I can hear the lawmakers now: "Famine? Virginia's got plenty of hams for everybody! And why should the cities get all the food? What about the rural areas?"

They might not get the allegory, but at least there's a budget.

The assembly rejected a bill to abolish the death penalty, and another to prohibit the execution of mentally retarded inmates--which, conveniently, would prevent the state from having to pay for their care.

The legislature did, however, pass a bill to pay $750,000 to Jeffrey D. Cox, who served 11 years in prison for a murder he did not commit. How much do you suppose he would've gotten if he'd been executed?

As if the state's 21-day rule doesn't do enough to keep inmates from clogging up the courts with new and possibly key evidence, the assembly passed a bill to limit civil suits filed by inmates.

And just to make sure local government workers don't feel secure on the job, the assembly acted to prevent those governments from prohibiting citizens from entering their offices while armed.

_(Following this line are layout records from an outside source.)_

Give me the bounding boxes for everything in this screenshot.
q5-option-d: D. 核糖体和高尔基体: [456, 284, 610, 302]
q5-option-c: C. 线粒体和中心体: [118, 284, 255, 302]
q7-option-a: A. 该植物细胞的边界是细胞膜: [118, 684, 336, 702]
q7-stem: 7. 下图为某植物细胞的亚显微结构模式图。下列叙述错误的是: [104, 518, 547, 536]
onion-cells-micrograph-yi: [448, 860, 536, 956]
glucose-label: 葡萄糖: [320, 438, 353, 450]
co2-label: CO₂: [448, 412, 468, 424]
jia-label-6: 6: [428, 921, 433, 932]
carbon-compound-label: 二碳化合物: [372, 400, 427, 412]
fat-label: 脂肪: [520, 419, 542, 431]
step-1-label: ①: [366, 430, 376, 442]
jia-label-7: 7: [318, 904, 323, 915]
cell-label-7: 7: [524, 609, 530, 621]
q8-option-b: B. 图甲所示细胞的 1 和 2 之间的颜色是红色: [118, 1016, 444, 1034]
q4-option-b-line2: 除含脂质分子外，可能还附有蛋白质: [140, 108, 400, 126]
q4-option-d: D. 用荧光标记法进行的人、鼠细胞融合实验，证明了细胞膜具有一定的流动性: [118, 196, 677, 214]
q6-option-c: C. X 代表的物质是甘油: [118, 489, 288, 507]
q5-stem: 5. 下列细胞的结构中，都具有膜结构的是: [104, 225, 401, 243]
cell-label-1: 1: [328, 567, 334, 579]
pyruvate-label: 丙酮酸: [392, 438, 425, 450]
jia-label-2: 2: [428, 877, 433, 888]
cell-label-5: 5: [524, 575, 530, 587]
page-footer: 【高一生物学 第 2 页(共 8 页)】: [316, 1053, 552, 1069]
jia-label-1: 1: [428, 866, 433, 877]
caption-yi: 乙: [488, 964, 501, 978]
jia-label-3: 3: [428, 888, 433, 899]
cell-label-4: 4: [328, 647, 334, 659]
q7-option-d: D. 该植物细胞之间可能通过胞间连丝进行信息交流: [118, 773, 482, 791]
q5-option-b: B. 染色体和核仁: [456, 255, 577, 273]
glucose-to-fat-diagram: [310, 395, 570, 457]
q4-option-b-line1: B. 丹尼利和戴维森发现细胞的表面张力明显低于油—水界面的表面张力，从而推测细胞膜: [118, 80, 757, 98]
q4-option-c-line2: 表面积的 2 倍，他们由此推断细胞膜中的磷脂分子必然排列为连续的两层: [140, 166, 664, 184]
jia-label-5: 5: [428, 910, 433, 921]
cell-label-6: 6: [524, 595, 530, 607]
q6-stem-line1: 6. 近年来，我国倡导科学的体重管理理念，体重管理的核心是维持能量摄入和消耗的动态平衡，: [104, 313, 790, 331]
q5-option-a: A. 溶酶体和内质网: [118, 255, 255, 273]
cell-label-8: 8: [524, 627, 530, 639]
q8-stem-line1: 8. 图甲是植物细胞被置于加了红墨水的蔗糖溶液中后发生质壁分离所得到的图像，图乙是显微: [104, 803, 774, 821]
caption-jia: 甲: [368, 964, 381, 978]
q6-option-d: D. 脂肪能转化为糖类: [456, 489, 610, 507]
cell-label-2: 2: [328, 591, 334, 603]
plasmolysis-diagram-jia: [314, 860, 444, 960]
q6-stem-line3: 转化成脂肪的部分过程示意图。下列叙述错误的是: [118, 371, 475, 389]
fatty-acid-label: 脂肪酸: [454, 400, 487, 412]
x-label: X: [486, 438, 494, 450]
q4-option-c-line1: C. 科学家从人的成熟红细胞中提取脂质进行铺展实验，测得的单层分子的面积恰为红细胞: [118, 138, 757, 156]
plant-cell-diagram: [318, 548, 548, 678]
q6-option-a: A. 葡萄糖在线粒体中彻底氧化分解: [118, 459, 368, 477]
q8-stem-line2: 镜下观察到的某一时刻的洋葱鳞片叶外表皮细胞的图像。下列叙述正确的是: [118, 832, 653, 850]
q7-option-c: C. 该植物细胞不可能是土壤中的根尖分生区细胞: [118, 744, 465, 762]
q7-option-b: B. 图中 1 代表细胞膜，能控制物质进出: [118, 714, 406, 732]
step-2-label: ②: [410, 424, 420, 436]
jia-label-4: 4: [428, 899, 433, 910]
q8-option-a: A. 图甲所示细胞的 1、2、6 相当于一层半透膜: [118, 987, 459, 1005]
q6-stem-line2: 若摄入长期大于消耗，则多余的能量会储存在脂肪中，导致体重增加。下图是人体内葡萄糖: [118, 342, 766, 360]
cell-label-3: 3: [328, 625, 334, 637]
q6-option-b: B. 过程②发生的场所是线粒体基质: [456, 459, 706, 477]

Let's see if I've got this straight: Public school funding is a local issue, but guns in municipal offices is a state issue?

Don't think that the assembly wasted its time only on what it views as "important" legislation. It killed a bill to eliminate the requirement that school buses be yellow. But it passed a bill to allow golf carts on the streets of Colonial Beach, and anyone who drives a golf cart on streets crowded with pickup trucks and SUVs certainly isn't yellow.

So all things considered, there isn't a whole lot to consider.

But at least there's a budget. Too bad there's not much to that, either.